Erdogan hofft, dass unter Trump Bewegung in die Sache kommt. Als Vorleistung enthielt sich Erdogan jeglicher Kritik an Trumps Einreiseverbot gegen Bürger sieben mehrheitlich muslimischer Staaten. Normalerweise präsentiert sich der türkische Präsident bei jeder Gelegenheit als Verteidiger des Islam und der Muslime.

Im eigenen Land setzt Erdogan derweil die Jagd auf mutmaßliche Gülen-Anhänger fort. Der Staatschef erließ in der Nacht zum Mittwoch ein Notstandsdekret, mit dem weitere 4464 Staatsbeamte entlassen werden, überwiegend Lehrer und Universitätsmitarbeiter. Unter ihnen sind auch mehr als 100 Mitglieder des Netzwerks „Akademiker für Frieden“, das sich vergangenes Jahr in einer Petition für ein Ende der Militäroffensive in den Kurdengebieten einsetzte.
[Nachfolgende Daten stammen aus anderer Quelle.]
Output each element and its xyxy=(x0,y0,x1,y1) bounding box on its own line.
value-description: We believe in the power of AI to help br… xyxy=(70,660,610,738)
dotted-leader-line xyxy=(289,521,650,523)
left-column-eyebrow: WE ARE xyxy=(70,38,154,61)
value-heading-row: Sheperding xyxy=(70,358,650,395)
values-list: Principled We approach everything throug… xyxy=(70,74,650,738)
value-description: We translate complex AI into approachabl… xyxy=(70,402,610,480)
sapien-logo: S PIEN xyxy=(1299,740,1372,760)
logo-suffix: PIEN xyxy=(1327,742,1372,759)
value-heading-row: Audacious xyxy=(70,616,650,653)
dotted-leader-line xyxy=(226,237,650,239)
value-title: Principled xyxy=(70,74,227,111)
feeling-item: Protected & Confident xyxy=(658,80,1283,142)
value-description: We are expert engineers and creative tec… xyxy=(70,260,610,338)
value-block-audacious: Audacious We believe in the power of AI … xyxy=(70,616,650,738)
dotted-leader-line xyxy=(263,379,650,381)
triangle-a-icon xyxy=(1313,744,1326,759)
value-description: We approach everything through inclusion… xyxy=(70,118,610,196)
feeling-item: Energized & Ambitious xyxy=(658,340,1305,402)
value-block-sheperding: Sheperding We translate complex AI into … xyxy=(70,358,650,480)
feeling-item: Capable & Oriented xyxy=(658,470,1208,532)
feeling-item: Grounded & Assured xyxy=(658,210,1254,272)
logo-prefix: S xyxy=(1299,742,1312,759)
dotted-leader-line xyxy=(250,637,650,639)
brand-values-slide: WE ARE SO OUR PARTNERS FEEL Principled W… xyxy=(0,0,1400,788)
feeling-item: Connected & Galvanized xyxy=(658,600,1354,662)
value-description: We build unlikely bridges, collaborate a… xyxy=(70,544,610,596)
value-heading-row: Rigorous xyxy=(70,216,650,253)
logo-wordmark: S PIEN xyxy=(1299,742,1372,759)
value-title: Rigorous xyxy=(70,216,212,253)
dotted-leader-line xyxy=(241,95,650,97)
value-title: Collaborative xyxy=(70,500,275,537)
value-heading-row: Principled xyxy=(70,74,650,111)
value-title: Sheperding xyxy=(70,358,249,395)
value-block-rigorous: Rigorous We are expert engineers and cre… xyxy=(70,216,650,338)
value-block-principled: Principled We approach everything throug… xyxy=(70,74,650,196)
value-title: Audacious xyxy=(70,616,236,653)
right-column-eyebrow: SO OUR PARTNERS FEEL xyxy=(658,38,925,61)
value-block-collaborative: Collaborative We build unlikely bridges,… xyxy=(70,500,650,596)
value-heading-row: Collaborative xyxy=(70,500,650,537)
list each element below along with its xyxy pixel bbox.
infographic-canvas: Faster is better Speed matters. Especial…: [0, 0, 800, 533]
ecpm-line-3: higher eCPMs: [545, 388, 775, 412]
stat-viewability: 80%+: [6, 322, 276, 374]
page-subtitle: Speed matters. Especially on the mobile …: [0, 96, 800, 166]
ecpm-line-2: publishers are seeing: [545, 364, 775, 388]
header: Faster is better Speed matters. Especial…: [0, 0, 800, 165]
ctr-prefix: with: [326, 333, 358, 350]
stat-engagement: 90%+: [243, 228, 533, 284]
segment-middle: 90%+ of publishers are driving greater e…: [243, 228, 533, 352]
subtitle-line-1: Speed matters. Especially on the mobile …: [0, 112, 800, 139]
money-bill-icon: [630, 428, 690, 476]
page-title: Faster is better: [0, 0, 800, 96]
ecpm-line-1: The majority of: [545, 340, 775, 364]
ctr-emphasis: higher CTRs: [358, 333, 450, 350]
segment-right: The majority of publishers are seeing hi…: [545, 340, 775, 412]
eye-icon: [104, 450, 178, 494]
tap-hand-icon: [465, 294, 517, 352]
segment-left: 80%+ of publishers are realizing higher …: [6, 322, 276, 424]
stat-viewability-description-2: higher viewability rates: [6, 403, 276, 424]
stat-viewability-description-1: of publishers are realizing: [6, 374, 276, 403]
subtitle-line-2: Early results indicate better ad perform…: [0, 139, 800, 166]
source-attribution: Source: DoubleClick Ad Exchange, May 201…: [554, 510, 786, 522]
Die Reise von CIA-Chef Pompeo steht in jedem Fall für eine Kehrtwende der US-Politik. Noch am 16. Juli 2016 hatte Pompeo in einem Tweet die Türkei als „totalitäre islamistische Diktatur“ bezeichnet. Die Regierung von Erdogan sei ebenso demokratisch wie der Iran. Damals war Pompeo noch republikanischer Abgeordneter. Nachdem der frischgebackene US-Präsident Trump Pompeo im November für das Amt des CIA-Direktors nominiert hatte, löschte dieser seinen Twitter-Account.

Mit Spannung wartet Ankara nun darauf, dass das US-Verteidigungsministerium Ende Februar seinen Plan für die Zerschlagung des IS vorlegt. Erdogan hofft, dass das Pentagon dabei der türkischen Armee und ihren syrischen Verbündeten eine Schlüsselrolle gibt. Für die kurdischen YPG-Milizen ist in Ankaras Kalkül kein Platz.